De rechter probeerde een motief boven water te krijgen. Er waren nl verschillende verhalen verteld. Roy zou boos zijn geweest omdat Jonathan een baantje had ingepikt van een ander omdat die wat aan zijn voet had. Daarover was Roy naar Jonathan gegaan. Of dat klopte? Roy wist het niet meer. Roy zou een mes gepakt hebben om de deur van de wasmachine te openen die avond. Of dat klopte? Roy wist het niet meer. Roy zou eens hebben verteld dat hij Jonathan wilde laten schrikken. Klopte dat? Ook dat wist Roy niet meer. Hij zou dat in verband hebben gebracht met de te harde muziek. De muziek zou te hard hebben gestaan en daar zou toen ruzie over zijn ontstaan. Of dat klopte? Ja, daar was Roy wel kwaad over geweest. 'Who the fuck is first', zou Roy hebben geroepen. Of hij nog wist of hij dat had geroepen? Nee, dat wist Roy niet meer.

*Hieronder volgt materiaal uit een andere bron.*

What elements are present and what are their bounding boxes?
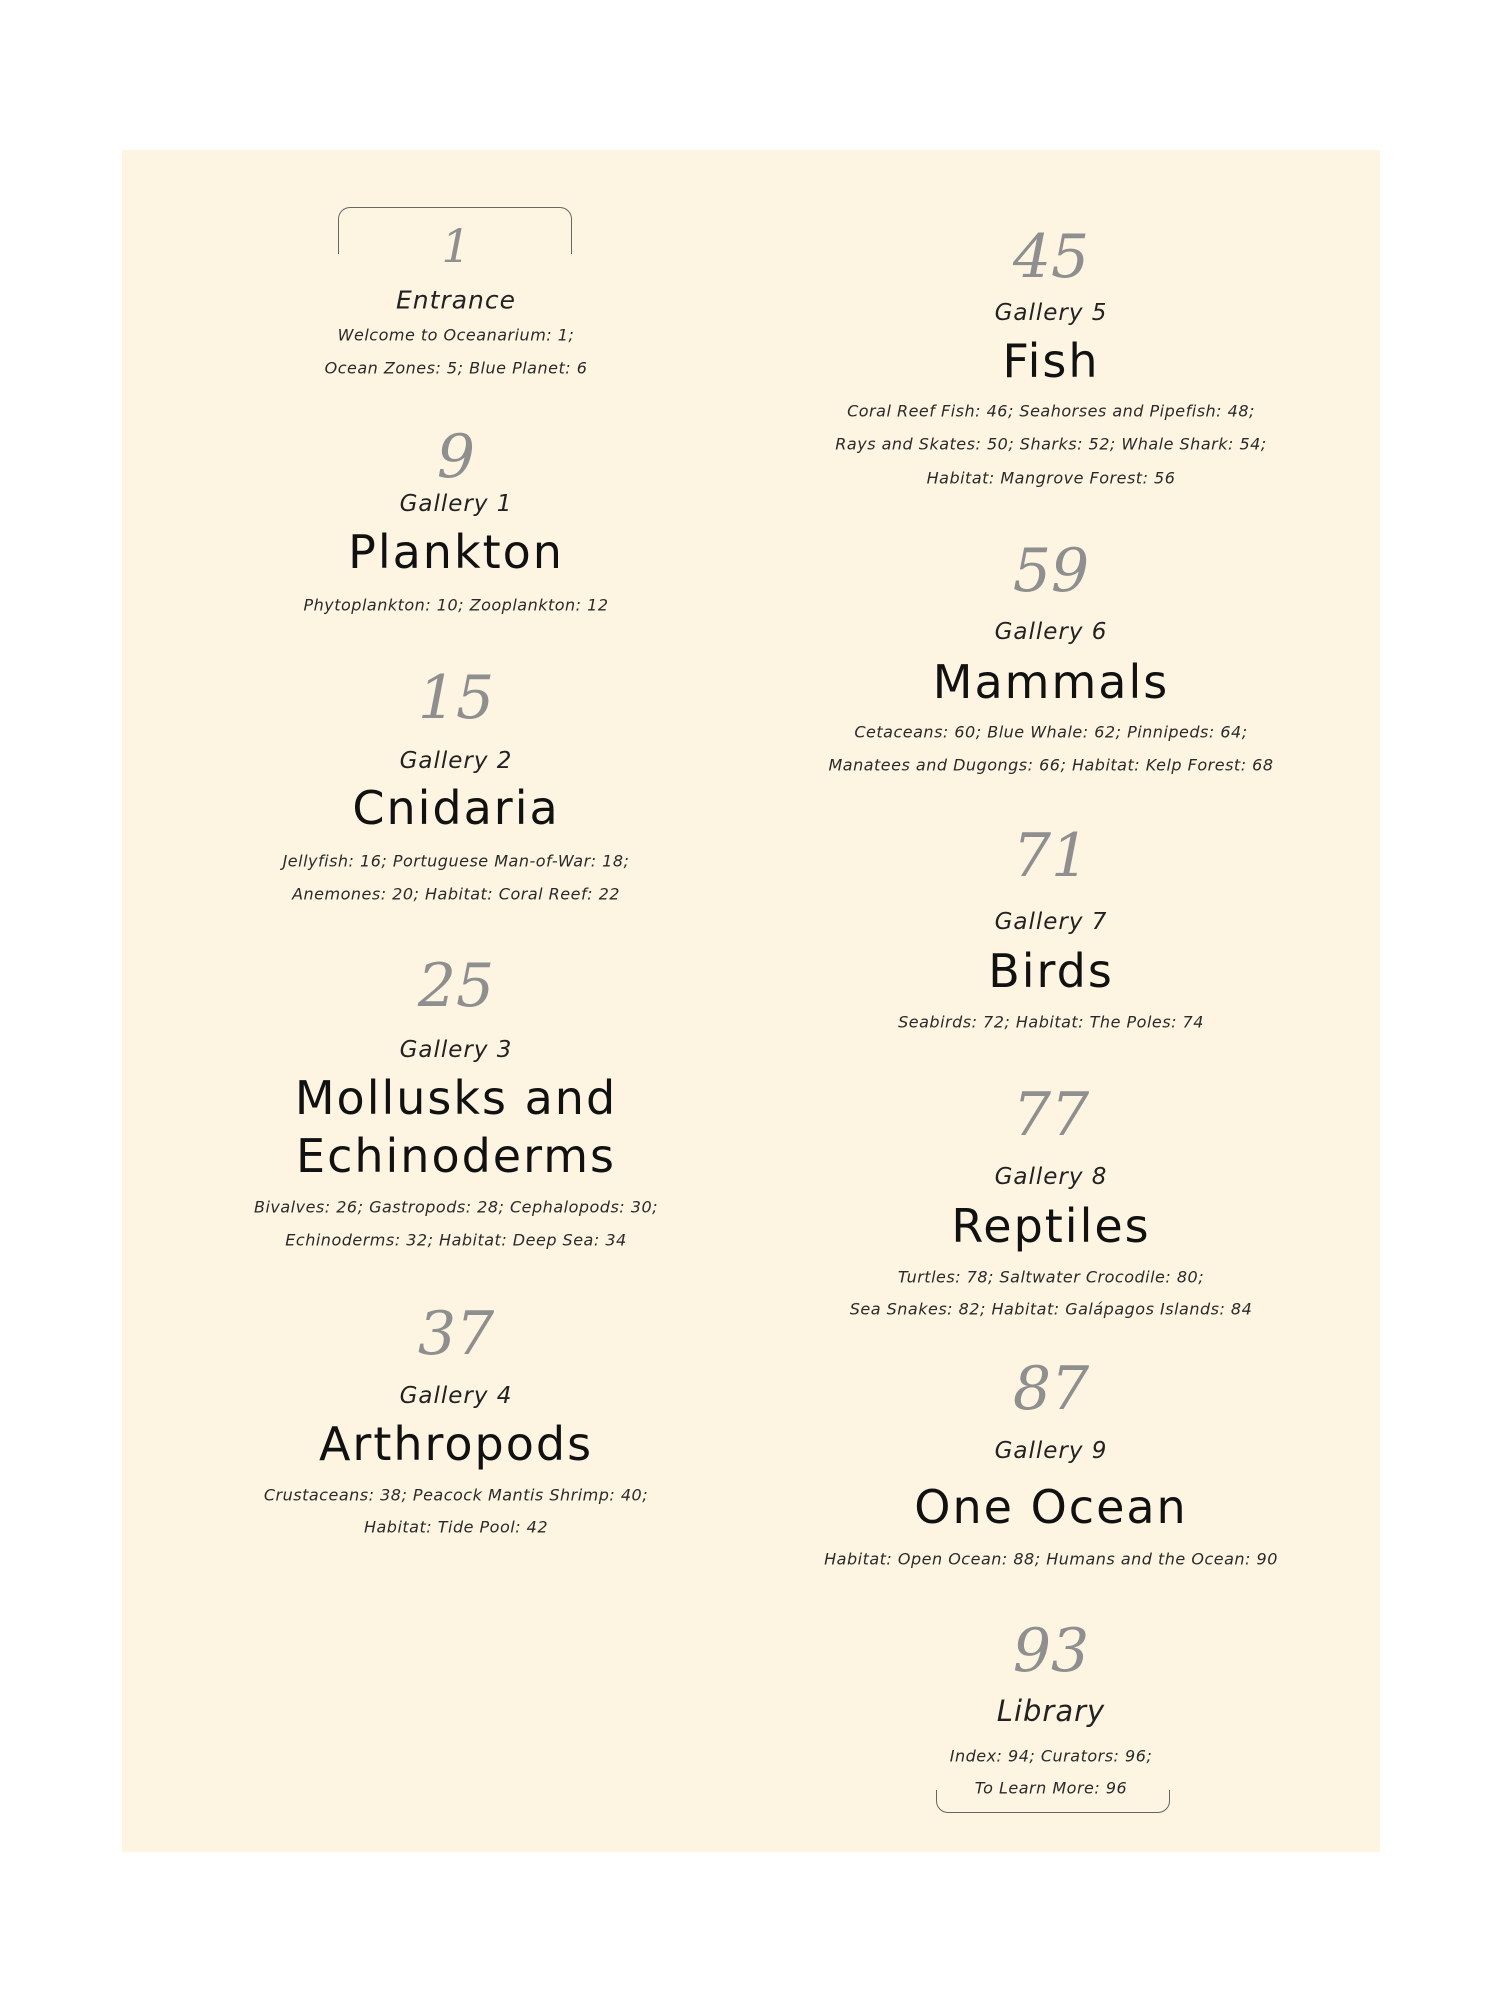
section-title: Entrance (395, 285, 517, 315)
section-title: Reptiles (951, 1199, 1151, 1253)
page-number: 45 (1012, 222, 1090, 292)
page-number: 59 (1012, 536, 1090, 606)
page-number: 87 (1012, 1354, 1090, 1424)
section-contents: Index: 94; Curators: 96; (949, 1746, 1153, 1766)
gallery-label: Gallery 5 (994, 300, 1108, 326)
section-contents: Habitat: Mangrove Forest: 56 (926, 468, 1176, 488)
gallery-label: Gallery 3 (399, 1037, 513, 1063)
section-title: Fish (1002, 334, 1100, 388)
page-number: 71 (1012, 821, 1090, 891)
section-contents: Anemones: 20; Habitat: Coral Reef: 22 (292, 884, 620, 904)
section-contents: Manatees and Dugongs: 66; Habitat: Kelp Forest: 68 (828, 755, 1274, 775)
section-contents: Sea Snakes: 82; Habitat: Galápagos Islands: 84 (849, 1299, 1253, 1319)
section-contents: Crustaceans: 38; Peacock Mantis Shrimp: 40; (263, 1485, 649, 1505)
section-title: Library (996, 1694, 1106, 1728)
page-number: 9 (436, 422, 476, 492)
section-contents: To Learn More: 96 (974, 1778, 1128, 1798)
section-contents: Turtles: 78; Saltwater Crocodile: 80; (897, 1267, 1205, 1287)
section-title: Echinoderms (296, 1129, 616, 1183)
section-contents: Echinoderms: 32; Habitat: Deep Sea: 34 (285, 1230, 627, 1250)
section-title: Mollusks and (294, 1071, 618, 1125)
section-title: One Ocean (914, 1480, 1188, 1534)
section-contents: Cetaceans: 60; Blue Whale: 62; Pinnipeds: 64; (854, 722, 1248, 742)
section-contents: Bivalves: 26; Gastropods: 28; Cephalopods: 30; (253, 1197, 659, 1217)
section-contents: Habitat: Open Ocean: 88; Humans and the Ocean: 90 (824, 1549, 1278, 1569)
page-number: 77 (1012, 1080, 1090, 1150)
section-contents: Habitat: Tide Pool: 42 (363, 1517, 549, 1537)
section-title: Mammals (932, 655, 1170, 709)
page-number: 37 (417, 1299, 495, 1369)
page-number: 1 (441, 219, 471, 273)
section-contents: Coral Reef Fish: 46; Seahorses and Pipefish: 48; (847, 401, 1255, 421)
page-number: 25 (417, 951, 495, 1021)
gallery-label: Gallery 1 (399, 491, 513, 517)
section-contents: Seabirds: 72; Habitat: The Poles: 74 (898, 1012, 1204, 1032)
section-contents: Phytoplankton: 10; Zooplankton: 12 (303, 595, 609, 615)
page-number: 93 (1012, 1616, 1090, 1686)
section-title: Cnidaria (352, 781, 560, 835)
gallery-label: Gallery 8 (994, 1164, 1108, 1190)
gallery-label: Gallery 6 (994, 619, 1108, 645)
section-title: Arthropods (318, 1417, 594, 1471)
gallery-label: Gallery 2 (399, 748, 513, 774)
section-contents: Rays and Skates: 50; Sharks: 52; Whale Shark: 54; (835, 434, 1267, 454)
page-number: 15 (417, 663, 495, 733)
gallery-label: Gallery 9 (994, 1438, 1108, 1464)
gallery-label: Gallery 7 (994, 909, 1108, 935)
section-contents: Welcome to Oceanarium: 1; (337, 325, 575, 345)
section-contents: Ocean Zones: 5; Blue Planet: 6 (324, 358, 588, 378)
section-contents: Jellyfish: 16; Portuguese Man-of-War: 18; (282, 851, 630, 871)
gallery-label: Gallery 4 (399, 1383, 513, 1409)
section-title: Plankton (348, 525, 564, 579)
section-title: Birds (988, 944, 1114, 998)
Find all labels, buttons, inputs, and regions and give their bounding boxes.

De vraagstelling van de rechter veranderde op het moment dat Roy steeds datzelfde antwoord gaf. De rechter merkte op dat Roy niets uit zichzelf wist te herinneren, maar op het moment dat de rechter iets zei wel. Hierdoor begon de rechter zijn vraagstelling iets te veranderen en begon vragen nu met: Wat kunt u zich wel herinneren van.....etc etc. Veel hielp het niet. Het geheugen van Roy M. bleef haperen.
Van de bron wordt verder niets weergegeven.